Investment Strategy Performs Best:
For M1, the Best strategy has the highest return (0.1357).
For M2, the Best strategy also has the highest return (2.840).
Rand: The Random strategy resulted in negative returns for both M1 and M2. This suggests that randomly picking loans led to a loss. The negative returns indicate that, on average, the loans randomly selected did not perform well.
Ret: The Return-based strategy outperforms the Random strategy, but it still has negative returns for both M1 and M2. While it performs better than random selection, it doesn't yield positive returns for either target variable.

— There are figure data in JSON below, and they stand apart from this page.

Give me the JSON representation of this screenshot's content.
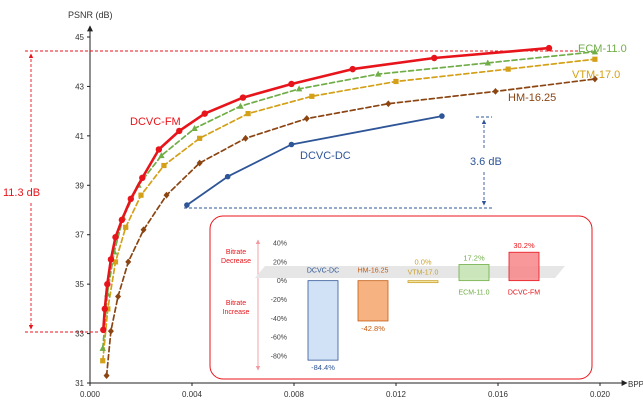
{
  "chart_data": {
    "type": "line",
    "xlabel": "BPP",
    "ylabel": "PSNR (dB)",
    "xlim": [
      0,
      0.02
    ],
    "ylim": [
      31,
      45
    ],
    "x_ticks": [
      "0.000",
      "0.004",
      "0.008",
      "0.012",
      "0.016",
      "0.020"
    ],
    "y_ticks": [
      "31",
      "33",
      "35",
      "37",
      "39",
      "41",
      "43",
      "45"
    ],
    "series": [
      {
        "name": "DCVC-FM",
        "color": "#e8141b",
        "dash": "solid",
        "marker": "circle",
        "x": [
          0.00052,
          0.00058,
          0.00068,
          0.00082,
          0.001,
          0.00125,
          0.0016,
          0.00205,
          0.0027,
          0.0035,
          0.0045,
          0.006,
          0.0079,
          0.0103,
          0.0135,
          0.018
        ],
        "y": [
          33.15,
          34.0,
          35.0,
          36.0,
          36.9,
          37.6,
          38.45,
          39.3,
          40.45,
          41.2,
          41.9,
          42.55,
          43.1,
          43.7,
          44.15,
          44.55
        ]
      },
      {
        "name": "ECM-11.0",
        "color": "#70ad47",
        "dash": "dashed",
        "marker": "triangle",
        "x": [
          0.0005,
          0.00068,
          0.00095,
          0.0013,
          0.0019,
          0.0028,
          0.0041,
          0.0059,
          0.0082,
          0.0113,
          0.0156,
          0.0198
        ],
        "y": [
          32.4,
          34.6,
          36.3,
          37.7,
          39.0,
          40.2,
          41.3,
          42.2,
          42.9,
          43.5,
          43.95,
          44.4
        ]
      },
      {
        "name": "VTM-17.0",
        "color": "#d4a017",
        "dash": "dashed",
        "marker": "square",
        "x": [
          0.0005,
          0.0007,
          0.001,
          0.0014,
          0.002,
          0.0029,
          0.0043,
          0.0062,
          0.0087,
          0.012,
          0.0164,
          0.0198
        ],
        "y": [
          31.9,
          34.0,
          35.9,
          37.3,
          38.6,
          39.8,
          40.9,
          41.9,
          42.6,
          43.2,
          43.7,
          44.1
        ]
      },
      {
        "name": "HM-16.25",
        "color": "#8b4513",
        "dash": "dashed",
        "marker": "diamond",
        "x": [
          0.00065,
          0.00082,
          0.0011,
          0.0015,
          0.0021,
          0.003,
          0.0043,
          0.0061,
          0.0085,
          0.0117,
          0.0159,
          0.0198
        ],
        "y": [
          31.3,
          33.1,
          34.5,
          35.9,
          37.2,
          38.6,
          39.9,
          40.9,
          41.7,
          42.3,
          42.8,
          43.3
        ]
      },
      {
        "name": "DCVC-DC",
        "color": "#2e5597",
        "dash": "solid",
        "marker": "circle",
        "x": [
          0.0038,
          0.0054,
          0.0079,
          0.0138
        ],
        "y": [
          38.2,
          39.35,
          40.65,
          41.8
        ]
      }
    ],
    "annotations": [
      {
        "text": "11.3 dB",
        "color": "#e8141b"
      },
      {
        "text": "3.6 dB",
        "color": "#2e5597"
      }
    ],
    "inset": {
      "type": "bar",
      "ylabel_top": "Bitrate\nDecrease",
      "ylabel_bottom": "Bitrate\nIncrease",
      "ylim": [
        -80,
        40
      ],
      "y_ticks": [
        "40%",
        "20%",
        "0%",
        "-20%",
        "-40%",
        "-60%",
        "-80%"
      ],
      "categories": [
        "DCVC-DC",
        "HM-16.25",
        "VTM-17.0",
        "ECM-11.0",
        "DCVC-FM"
      ],
      "values": [
        -84.4,
        -42.8,
        0.0,
        17.2,
        30.2
      ],
      "value_labels": [
        "-84.4%",
        "-42.8%",
        "0.0%",
        "17.2%",
        "30.2%"
      ],
      "colors": [
        "#2e5597",
        "#c55a11",
        "#c9a227",
        "#70ad47",
        "#e8141b"
      ],
      "fills": [
        "#c9ddf5",
        "#f4a46a",
        "#f3e2a0",
        "#c6e5b1",
        "#f7868a"
      ]
    }
  }
}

Best: It selects the top-performing loans in hindsight, results in positive returns for both M1 and M2.It significantly outperforms both Random and Return-based strategies, especially for M2.
The Random strategy appears to cause losses, as indicated by the negative returns for both M1 and M2. We believe it reinforces the idea that randomly selecting loans without a data-driven approach can result in poor performance. The Return-based strategy, while an improvement over the Random strategy, still doesn't achieve positive returns for either M1 or M2. This suggests that the linear regression models might need improvement or that other factors not considered in the models could be influencing returns. The Best strategy, which represents a hypothetical scenario where one knows the future performance of loans, outperforms both Random and Return-based strategies, emphasizing the importance of hindsight in investment decision-making.